As a freshman in 2010, Wisdom finished fourth in the 100 and seventh in the 200 in the Big Meet. But it would be the last time she sprinted for the Cardinal. Doctors diagnosed her with a rare condition called congenital hypertrophic cardiac myopathy, and said the strenuous training could lead to a stroke or heart attack.
“It was hard because freshman year you are going through so many changes,” she said. “To get everything thrown at me at once … it was a lot to deal with. I actually didn’t know where to start. My life had just fallen apart.”
So Wisdom did what she has always done: leaned on her mother, Yvet, a registered nurse, and older brother, George, for guidance and support.
As a senior in high school, Wisdom threw the shot put at the district meet—just to score points for her team—and wound up leading her team to victory with a winning toss of 32-3½. She had no plans to throw in college until doctors told her to stop sprinting.
“What I lack in size, I make up for in strength because I am very, very strong,” she laughed. “I may not have the size of other shot putters, but I’ve got the muscles.”
With encouragement and instruction from the Cardinal coaching staff, Wisdom improved quickly and won the shot put at the Big Meet in 2011 with an outdoor season-best throw of 48-3½. She also placed fourth in the hammer throw.
Last year, she recorded the fifth-best indoor showing in school history by putting the shot 50-8¾ in the MPSF Championships. During the outdoor season, Wisdom placed third in the Pac-12 Championships at 51-6½.
Continuing to refine her technique, she produced a personal-best 55-8¼ at the 2013 MPSF Indoors and qualified for her first NCAA Championships.
“Obviously, she is very gifted strength-wise, very explosive and very quick,” said MICHELLE EISENREICH, associate head coach and throws coach at Stanford. “I think the other thing that’s impressive is just her ability to focus in and make technical adjustments and changes. She’s really become a good student of the event.”

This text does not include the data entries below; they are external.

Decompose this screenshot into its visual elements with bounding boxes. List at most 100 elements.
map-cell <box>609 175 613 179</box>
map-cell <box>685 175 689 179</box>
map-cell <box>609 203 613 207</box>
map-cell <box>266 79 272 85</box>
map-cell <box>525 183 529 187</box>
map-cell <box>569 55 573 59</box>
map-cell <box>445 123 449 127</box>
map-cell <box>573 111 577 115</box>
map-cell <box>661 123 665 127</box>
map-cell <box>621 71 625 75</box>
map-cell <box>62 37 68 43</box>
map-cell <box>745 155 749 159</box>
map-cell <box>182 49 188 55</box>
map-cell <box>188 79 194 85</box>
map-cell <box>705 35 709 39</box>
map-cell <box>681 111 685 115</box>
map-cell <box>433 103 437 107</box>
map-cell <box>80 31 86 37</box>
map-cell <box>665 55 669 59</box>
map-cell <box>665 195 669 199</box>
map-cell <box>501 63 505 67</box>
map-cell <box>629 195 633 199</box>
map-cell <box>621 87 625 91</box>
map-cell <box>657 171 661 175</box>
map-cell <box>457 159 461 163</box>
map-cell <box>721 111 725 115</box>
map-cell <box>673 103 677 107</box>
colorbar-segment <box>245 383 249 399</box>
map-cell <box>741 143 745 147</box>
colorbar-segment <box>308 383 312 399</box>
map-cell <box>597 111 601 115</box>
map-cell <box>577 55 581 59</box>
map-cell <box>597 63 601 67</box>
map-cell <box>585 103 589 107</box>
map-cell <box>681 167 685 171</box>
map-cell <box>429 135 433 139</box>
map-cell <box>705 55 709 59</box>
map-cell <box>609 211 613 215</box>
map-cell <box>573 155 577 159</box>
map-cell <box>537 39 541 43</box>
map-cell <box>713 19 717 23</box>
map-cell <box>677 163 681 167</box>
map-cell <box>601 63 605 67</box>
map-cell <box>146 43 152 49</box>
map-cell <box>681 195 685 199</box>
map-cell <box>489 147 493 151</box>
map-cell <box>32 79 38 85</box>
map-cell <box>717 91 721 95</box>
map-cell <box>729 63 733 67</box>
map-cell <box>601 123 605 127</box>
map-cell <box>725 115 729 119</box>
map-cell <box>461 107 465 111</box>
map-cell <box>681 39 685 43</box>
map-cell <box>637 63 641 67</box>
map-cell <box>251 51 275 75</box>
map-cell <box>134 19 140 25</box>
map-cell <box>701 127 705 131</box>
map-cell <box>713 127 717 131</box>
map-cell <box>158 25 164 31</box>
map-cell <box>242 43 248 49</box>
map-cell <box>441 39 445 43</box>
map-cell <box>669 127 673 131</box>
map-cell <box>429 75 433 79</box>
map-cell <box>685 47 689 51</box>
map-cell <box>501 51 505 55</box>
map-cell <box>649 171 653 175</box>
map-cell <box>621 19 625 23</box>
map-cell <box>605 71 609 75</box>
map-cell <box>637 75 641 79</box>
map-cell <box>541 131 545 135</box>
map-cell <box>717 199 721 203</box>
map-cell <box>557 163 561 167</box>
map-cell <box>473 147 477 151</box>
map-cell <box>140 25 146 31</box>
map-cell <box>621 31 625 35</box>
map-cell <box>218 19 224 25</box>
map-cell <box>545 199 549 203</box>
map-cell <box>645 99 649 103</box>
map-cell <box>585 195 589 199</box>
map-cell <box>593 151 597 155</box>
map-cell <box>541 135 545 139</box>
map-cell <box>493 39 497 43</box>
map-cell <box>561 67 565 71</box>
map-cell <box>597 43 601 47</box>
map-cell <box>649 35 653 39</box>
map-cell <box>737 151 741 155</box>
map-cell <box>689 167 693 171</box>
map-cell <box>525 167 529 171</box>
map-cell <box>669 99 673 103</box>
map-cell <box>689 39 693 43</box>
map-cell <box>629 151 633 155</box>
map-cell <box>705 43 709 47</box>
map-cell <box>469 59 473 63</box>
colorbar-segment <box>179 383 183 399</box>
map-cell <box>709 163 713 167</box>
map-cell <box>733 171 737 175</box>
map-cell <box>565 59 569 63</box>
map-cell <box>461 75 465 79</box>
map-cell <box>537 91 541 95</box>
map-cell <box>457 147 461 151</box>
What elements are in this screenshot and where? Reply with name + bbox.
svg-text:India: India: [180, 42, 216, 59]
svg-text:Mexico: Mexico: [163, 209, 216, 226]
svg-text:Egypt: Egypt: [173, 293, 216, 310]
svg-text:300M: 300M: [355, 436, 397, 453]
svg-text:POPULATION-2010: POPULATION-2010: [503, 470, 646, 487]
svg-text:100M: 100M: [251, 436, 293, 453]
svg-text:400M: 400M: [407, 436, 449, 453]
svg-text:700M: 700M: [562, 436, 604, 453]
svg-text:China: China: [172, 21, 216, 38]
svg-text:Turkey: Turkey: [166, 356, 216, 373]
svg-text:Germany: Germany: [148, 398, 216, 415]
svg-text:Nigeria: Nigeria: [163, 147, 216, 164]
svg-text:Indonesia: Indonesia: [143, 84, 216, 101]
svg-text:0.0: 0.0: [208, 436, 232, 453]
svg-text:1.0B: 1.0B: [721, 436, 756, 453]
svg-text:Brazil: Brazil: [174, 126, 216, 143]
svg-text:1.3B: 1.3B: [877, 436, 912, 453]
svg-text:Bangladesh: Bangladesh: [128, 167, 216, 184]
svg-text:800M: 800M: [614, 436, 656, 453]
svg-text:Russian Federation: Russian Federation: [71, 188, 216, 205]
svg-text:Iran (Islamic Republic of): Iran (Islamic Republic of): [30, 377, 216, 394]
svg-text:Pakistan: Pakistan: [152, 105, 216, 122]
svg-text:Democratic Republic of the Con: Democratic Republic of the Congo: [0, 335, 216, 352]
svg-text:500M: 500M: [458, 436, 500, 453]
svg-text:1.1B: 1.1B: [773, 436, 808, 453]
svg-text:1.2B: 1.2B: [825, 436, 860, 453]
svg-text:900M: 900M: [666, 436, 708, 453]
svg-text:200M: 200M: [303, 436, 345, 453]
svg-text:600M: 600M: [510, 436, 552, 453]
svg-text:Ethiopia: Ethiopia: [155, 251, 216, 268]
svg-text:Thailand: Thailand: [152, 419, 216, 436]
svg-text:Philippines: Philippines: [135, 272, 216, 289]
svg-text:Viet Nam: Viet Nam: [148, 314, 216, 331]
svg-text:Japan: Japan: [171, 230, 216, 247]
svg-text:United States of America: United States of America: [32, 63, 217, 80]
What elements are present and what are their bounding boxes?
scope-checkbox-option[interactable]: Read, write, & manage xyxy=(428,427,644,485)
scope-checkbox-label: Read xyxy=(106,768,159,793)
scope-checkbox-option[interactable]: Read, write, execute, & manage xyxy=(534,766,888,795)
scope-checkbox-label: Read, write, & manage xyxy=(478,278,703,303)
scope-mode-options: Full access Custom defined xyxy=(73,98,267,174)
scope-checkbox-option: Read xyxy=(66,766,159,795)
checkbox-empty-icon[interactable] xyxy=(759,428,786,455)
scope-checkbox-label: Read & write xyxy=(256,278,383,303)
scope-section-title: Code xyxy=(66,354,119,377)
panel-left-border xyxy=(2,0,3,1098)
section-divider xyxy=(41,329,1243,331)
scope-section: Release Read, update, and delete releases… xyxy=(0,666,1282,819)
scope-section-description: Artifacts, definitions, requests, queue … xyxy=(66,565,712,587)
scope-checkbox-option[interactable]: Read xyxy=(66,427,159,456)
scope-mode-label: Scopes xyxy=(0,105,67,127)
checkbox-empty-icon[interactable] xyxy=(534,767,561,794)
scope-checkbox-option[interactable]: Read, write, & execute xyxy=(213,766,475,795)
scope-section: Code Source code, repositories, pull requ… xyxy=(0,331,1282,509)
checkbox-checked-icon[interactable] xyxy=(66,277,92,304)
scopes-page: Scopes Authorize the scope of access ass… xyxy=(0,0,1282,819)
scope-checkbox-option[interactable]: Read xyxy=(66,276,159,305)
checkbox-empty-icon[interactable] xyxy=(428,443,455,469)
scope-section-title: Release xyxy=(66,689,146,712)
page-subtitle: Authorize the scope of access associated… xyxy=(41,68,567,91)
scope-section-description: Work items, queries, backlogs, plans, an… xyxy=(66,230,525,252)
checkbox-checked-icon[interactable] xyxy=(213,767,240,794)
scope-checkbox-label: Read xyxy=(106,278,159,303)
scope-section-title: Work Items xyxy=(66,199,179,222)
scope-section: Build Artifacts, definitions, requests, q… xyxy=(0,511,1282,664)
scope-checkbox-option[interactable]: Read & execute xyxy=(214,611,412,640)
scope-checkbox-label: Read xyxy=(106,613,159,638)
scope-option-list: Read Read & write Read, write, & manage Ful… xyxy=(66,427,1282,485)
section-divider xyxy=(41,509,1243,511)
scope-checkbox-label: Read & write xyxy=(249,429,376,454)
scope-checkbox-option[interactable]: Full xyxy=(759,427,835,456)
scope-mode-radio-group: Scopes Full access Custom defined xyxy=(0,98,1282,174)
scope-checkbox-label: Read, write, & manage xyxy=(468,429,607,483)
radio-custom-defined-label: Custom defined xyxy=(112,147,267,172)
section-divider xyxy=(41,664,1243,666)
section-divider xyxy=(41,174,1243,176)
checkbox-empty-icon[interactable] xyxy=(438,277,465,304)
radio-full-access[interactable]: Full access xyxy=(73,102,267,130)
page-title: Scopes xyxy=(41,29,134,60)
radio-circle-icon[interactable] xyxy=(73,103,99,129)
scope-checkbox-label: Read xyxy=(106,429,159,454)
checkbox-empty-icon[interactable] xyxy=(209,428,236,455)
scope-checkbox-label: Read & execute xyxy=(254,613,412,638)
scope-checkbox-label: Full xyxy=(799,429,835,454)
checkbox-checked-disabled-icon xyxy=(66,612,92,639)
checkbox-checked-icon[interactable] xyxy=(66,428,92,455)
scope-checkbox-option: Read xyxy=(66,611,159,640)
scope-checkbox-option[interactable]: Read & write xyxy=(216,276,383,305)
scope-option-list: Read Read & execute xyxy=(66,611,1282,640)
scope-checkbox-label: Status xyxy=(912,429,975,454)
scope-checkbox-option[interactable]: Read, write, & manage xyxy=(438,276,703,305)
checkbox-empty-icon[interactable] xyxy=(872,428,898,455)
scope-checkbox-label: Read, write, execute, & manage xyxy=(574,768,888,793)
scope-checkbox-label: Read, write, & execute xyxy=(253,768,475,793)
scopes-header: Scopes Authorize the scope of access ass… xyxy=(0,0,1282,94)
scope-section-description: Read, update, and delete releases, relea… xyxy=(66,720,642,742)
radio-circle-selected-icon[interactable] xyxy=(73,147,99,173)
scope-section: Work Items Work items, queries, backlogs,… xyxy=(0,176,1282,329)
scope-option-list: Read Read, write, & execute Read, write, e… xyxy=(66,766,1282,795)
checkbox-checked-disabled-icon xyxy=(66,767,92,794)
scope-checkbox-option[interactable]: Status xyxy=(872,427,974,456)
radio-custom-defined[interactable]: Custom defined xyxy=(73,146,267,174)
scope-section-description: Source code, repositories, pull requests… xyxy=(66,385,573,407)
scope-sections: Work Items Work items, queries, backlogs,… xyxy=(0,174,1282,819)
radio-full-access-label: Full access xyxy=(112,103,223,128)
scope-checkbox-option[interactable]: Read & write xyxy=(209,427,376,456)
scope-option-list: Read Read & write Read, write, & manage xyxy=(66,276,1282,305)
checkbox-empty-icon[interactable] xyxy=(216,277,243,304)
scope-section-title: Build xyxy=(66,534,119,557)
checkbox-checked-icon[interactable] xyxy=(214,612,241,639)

That’s not surprising considering Wisdom earned Pac-12 All-Academic second-team honors last year and was named to the USTFCCA All-Academic team. Wisdom is majoring in psychology and minoring in Italian.
“My concentration is mind, culture and society, which is multi-culturalism,” she said. “I’m doing lab research on how being from different backgrounds can be a positive thing.”
Wisdom, who will return to Stanford next year to complete a co-terminal degree in psychology and has one year of eligibility remaining, is making the most of her experience. She started working in a homeless shelter in Florida during grade school and returns every summer. Through Stanford, Wisdom has volunteered in Italy and India, the latter a two-month service for female abandonment through the Haas Center for Public Service.
“I love this institution,” said Wisdom. “I’ve gotten to explore all of my interests, and the resources at this school are unsurpassed. That’s the reason I’ve been able to go abroad and expand my research past the confines of my country’s borders. I’m pretty sure when I leave Stanford, I’m going to pursue a career in the nonprofit sector.”
It’s hard to imagine any scholar-athlete who appreciates Stanford more than Wisdom. She has given back as much as she has taken, proving resilient every step of the way.
“Sometimes you take an ideal path to get to your ultimate goal, and sometimes it’s very hard to see that things will work out in the end,” said Wisdom. “But they do.”